Just like today I ruminate over you and the books and thoughts we shared. And wonder how you are. Hoping you have managed to come away unscathed with your intellect preserved. Though somewhere in my mind a tiny voice offers some nameless misgivings. And when I look back to that and other such terrible summers in Delhi I can’t help but wonder how did you manage it even then. You, who could quote from Plato and Nietzsche, stuck in a quagmire of familial ambitions squeezing every last bit of oxygen; making all the books and quotes fall lifeless. Become meaningless. Feel homesick for space and a beating of wings.

Could we have known it then? Do you know it now? You could have been an artist, an intellectual, anything you desired if only you had not chosen to be the good daughter.

Monday, 7 September 2009

Kindness of strangers

All that remains is two glasses on a vacant table. One half full and the other empty. And the echo of parting words, “Enjoy the best years of your life.” They are gone. Poof. They almost vanish in thin air and you wonder did it really happen, where they even there. And then you see the two glasses on the vacant table. By and by the entire interaction, even the minutest gestures walk in to firmly establish their place among the memories of people you meet for a few minutes in some obscure corner of the world never to forget again.

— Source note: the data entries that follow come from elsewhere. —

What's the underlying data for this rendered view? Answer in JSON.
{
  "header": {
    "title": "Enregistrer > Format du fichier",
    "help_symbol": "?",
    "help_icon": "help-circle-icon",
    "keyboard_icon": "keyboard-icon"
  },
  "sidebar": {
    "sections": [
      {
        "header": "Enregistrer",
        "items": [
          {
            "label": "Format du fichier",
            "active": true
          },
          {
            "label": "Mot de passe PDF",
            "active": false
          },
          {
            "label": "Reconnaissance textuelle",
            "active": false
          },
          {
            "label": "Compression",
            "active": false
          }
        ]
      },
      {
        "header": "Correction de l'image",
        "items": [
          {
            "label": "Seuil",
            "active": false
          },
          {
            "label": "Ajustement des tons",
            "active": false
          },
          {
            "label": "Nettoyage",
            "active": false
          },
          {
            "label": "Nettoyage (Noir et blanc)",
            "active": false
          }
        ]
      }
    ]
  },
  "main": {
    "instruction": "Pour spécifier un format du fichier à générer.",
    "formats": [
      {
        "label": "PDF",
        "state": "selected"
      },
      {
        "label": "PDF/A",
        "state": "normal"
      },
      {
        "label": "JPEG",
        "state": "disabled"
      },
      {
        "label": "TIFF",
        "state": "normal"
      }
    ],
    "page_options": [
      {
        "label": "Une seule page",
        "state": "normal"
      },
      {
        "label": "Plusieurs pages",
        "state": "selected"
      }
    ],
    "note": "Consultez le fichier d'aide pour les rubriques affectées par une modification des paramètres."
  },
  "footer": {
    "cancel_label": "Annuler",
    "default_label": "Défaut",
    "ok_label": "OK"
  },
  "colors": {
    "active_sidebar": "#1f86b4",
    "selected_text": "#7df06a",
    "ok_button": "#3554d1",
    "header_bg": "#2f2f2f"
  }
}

They travel in the bus with you. Or occupy the seat next to yours in the airplane. And sometimes they are just people whose conversation you eavesdrop upon as the train whistles past vast blue skies filled with fat cotton ball like clouds while the hay bales roll by. They could be talking about the trenches of the first world war revisited and the horrors relived while the border collie travelling along struggles to get up onto the girl’s lap to press his nose against the window pane. Or they could be debating the finer points of theoretical physics in a village pub only to pause for the young waitress to serve them their pints. And sometimes you meet them as you struggle for breath at the end of a long trek to the top. With a smile, a laugh and a nod they admit you into the communal experience of shared emotions and exhilaration.

So you stare at the two glasses, one half full and the other empty and recollect a man amused by his struggles with his memory and a woman joking about warmer climes and appreciate a life fulfilled. The culmination of all tribulations and happiness. That elusive secret passed onto two complete strangers who wait for dinner to be served. Invoking a blessing. May they enjoy the best years of their life.

This random kindness of strangers and moments of bliss shared with people unknown. This sudden uplifting of spirits and the calm light that enters the eyes. Hope makes an elegant entrance and chooses to grace us with its presence, even if it is only for a while.

Sunday, 6 September 2009

London Diary: Summer's last stand

It filters through the leaves

It colours the skies

You can see it reflect in the robin's eye

As the great tit contemplates the days gone by

The grass sings it isn't time, as yet, for goodbye

It is still summer: it's summers last stand with its head held high.